Friday, October 31, 2008–Council Grants Developer Year Extension

OCEAN CITY – A local land developer was granted an unprecedented extension to hold-off on building 18 luxury condominiums for another year, leaving the City Council in the middle of a bitter fight between a cautious businessman and some angry neighbors.

At Tuesday’s Mayor and City Council work session, Bob Warfield was granted another year extension, with strict guidelines attached, to finish building his 1111 Edgewater Avenue project, which some neighbors are calling “stonehenge”, describing the concrete bulkhead and foundation that sits currently behind the fenced in construction site. Warfield’s lawyer, Joe Harrison, pleaded to the council for another year extension claiming that being forced to complete the project in a “stale real estate market” would be a “financial disaster.”

“The project is for 18 luxury units, and the town of Ocean City doesn’t need 18 more units on the market. Things in the market are still slower than last year,” he said. “If we are forced to add these units now, it will put unneeded stress on other projects.”

In that area of downtown, Harrison cited that only 16 of 59 possible units have sold and adding 18 more would not be “in his client’s or anyone else’s best interests.”

The project has been a thorn in the side of not only Warfield, but also the council, which has now granted a fourth extension to Warfield, and has heard concerns and complaints about this project from neighboring residents for several years.

The council agreed Tuesday that the market couldn’t support the project, voting 5-1 in President Joe Mitrecic’s absence to grant the extension, but warned Warfield to comply with the guidelines set in the motion or risk having the extension revoked.

Councilman Jim Hall called the Edgewater Avenue property “prime” and “sure to be the first to go when the market does pick back up since it’s already a third of the way done”, but seemed to mirror other council members’ concerns what would happen to the property if an extension was not granted leaving it in what he called “no-man’s land.”

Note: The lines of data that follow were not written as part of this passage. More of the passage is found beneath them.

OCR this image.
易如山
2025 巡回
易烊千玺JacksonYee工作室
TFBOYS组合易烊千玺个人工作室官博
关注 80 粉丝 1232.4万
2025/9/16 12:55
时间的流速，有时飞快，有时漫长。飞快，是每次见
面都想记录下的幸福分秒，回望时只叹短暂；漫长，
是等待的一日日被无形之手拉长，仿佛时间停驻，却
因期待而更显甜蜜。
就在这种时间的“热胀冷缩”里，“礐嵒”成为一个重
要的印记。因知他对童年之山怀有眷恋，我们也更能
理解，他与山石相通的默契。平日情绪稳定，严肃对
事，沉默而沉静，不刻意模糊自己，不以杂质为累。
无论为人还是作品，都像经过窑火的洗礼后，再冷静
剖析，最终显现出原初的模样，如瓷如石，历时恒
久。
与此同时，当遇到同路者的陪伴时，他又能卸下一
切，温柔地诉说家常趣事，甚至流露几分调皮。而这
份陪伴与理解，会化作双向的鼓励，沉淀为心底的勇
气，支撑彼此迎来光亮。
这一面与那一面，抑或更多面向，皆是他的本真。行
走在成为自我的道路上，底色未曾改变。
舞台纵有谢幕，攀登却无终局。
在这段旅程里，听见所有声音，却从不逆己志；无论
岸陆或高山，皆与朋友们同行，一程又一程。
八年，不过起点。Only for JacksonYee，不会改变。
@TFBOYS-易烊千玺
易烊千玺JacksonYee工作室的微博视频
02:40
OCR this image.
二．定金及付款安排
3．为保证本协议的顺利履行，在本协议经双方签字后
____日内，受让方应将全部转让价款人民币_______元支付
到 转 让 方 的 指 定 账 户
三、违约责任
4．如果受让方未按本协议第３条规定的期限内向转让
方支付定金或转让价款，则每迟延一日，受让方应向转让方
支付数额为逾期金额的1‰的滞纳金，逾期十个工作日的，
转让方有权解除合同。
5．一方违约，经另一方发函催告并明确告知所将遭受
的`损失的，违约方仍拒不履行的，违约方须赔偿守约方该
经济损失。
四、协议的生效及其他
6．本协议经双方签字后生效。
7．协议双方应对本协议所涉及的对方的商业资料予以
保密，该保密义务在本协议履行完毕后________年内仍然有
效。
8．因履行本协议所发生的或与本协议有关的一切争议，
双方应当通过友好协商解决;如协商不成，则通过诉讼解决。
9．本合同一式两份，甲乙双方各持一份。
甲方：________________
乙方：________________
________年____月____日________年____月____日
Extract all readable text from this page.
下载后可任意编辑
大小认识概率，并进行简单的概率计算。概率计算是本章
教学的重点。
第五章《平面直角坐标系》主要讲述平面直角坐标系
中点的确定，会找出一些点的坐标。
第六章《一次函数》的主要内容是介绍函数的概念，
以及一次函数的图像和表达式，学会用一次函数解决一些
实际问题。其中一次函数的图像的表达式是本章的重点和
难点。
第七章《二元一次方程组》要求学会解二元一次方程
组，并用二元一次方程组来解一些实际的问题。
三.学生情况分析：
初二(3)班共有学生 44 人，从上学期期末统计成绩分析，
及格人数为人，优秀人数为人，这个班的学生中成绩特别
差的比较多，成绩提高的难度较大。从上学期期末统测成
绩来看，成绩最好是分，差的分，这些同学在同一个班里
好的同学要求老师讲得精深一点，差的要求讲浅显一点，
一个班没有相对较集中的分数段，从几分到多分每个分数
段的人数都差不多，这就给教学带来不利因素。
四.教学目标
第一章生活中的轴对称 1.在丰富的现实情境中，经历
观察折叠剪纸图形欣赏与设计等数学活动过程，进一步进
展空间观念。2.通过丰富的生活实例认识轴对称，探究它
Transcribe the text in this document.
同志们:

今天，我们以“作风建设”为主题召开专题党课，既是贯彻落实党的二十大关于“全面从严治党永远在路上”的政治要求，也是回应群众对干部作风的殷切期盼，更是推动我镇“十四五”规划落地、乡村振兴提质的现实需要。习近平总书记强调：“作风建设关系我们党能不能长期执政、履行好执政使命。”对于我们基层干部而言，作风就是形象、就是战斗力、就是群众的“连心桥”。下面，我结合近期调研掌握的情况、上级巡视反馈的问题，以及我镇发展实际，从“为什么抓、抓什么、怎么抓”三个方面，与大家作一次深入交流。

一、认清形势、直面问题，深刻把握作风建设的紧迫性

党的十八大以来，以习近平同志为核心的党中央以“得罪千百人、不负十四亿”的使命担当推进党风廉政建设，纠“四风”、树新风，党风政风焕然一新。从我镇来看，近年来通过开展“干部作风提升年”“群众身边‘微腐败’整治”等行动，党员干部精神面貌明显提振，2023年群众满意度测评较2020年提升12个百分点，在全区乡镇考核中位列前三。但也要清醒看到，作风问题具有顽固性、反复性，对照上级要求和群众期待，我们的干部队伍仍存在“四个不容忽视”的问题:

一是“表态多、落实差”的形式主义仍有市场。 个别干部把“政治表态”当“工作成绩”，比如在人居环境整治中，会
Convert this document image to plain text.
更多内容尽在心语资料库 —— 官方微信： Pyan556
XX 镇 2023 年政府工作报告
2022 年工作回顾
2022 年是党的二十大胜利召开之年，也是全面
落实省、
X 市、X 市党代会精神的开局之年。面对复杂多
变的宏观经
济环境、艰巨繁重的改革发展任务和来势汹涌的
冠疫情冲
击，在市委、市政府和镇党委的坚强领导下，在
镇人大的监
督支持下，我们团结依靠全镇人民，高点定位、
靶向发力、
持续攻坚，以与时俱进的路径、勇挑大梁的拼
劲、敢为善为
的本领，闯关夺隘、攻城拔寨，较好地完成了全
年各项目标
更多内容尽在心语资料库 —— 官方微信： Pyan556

Councilwoman Mary Knight was one of those concerned council members, adding, “I realize we can’t put more units on the market right now, but I don’t like to set this precedent, but I feel like we don’t have a choice.”

Neighbors have been very vocal over the past few years with the upkeep of the construction site, complaining about run-off, buzzing transformer boxes, trash accumulation, the fence surrounding the site, the obvious “eyesore” argument and potentially decreasing property values.

“We all want beautiful and luxurious condos to go in next door, but we’d like to know when and by whom,” said one neighbor. “If I tried to sell my property now, I don’t think I’d have a chance with what’s next door.”

Councilwoman Margaret Pillas, who was the only member who voted against the extension said, “I think you should build now. I’m not optimistic about 12 months from now, and I’m not optimistic about 72 months from now. You need to fix that eyesore.”

The council added ramifications to the clause, forcing Warfield to keep the site safe and clean, adding that if the city has to come in and clean it for him, it will not only be on his dime, but he could also have his extension revoked. In addition, Warfield will have to pay the impact fees on the property when 50 percent of the units are sold.

For the neighbors like Sean Coughlin who have had to “look at stonehedge for three summers”, they feel the extension is unwarranted and “not a prudent thing for us or the town of Ocean City.”

In November 2007, the council reluctantly granted Warfield another extension. The council instructed Warfield a month later to build a fence around the property to protect against runoff into neighboring properties. After an Aug. 14, 2008 claim from Town Building Official Mike Richardson that Warfield was “failing to respond to city staff’s numerous certified mailings and phone calls urging compliance”, City Engineer Terry McGean advised Warfield to take immediate action to fix the property and, according to McGean, he did.

“For my standards, the property is to my satisfaction, although I realize it may not be to some of the neighbors,” McGean said.

For neighbors like Kramer and Coughlin, Mayor Rick Meehan warned them to “be careful what they wish for.”

“You know that you are going to get a quality building at some point, and if this project goes away, you don’t have any guarantee what you are going to get,” he said. “When these luxurious condos go up, your property values will no doubt go up accordingly.”

The bayfront property overlooks the prestigious Harbour Island community and is considered to be quite valuable by some, while others like Councilman Joe Hall said, “there is no current market in this economy for that property” who questioned the “risk and the reward from making it defunct.”

The fight between Warfield and the neighbors no doubt will rage on, a point that Councilman Jim Hall washed his hands clean of by saying, “if you feel like you have been wronged, file a suit, and let the courts decide. I’m not sure what else we can do.”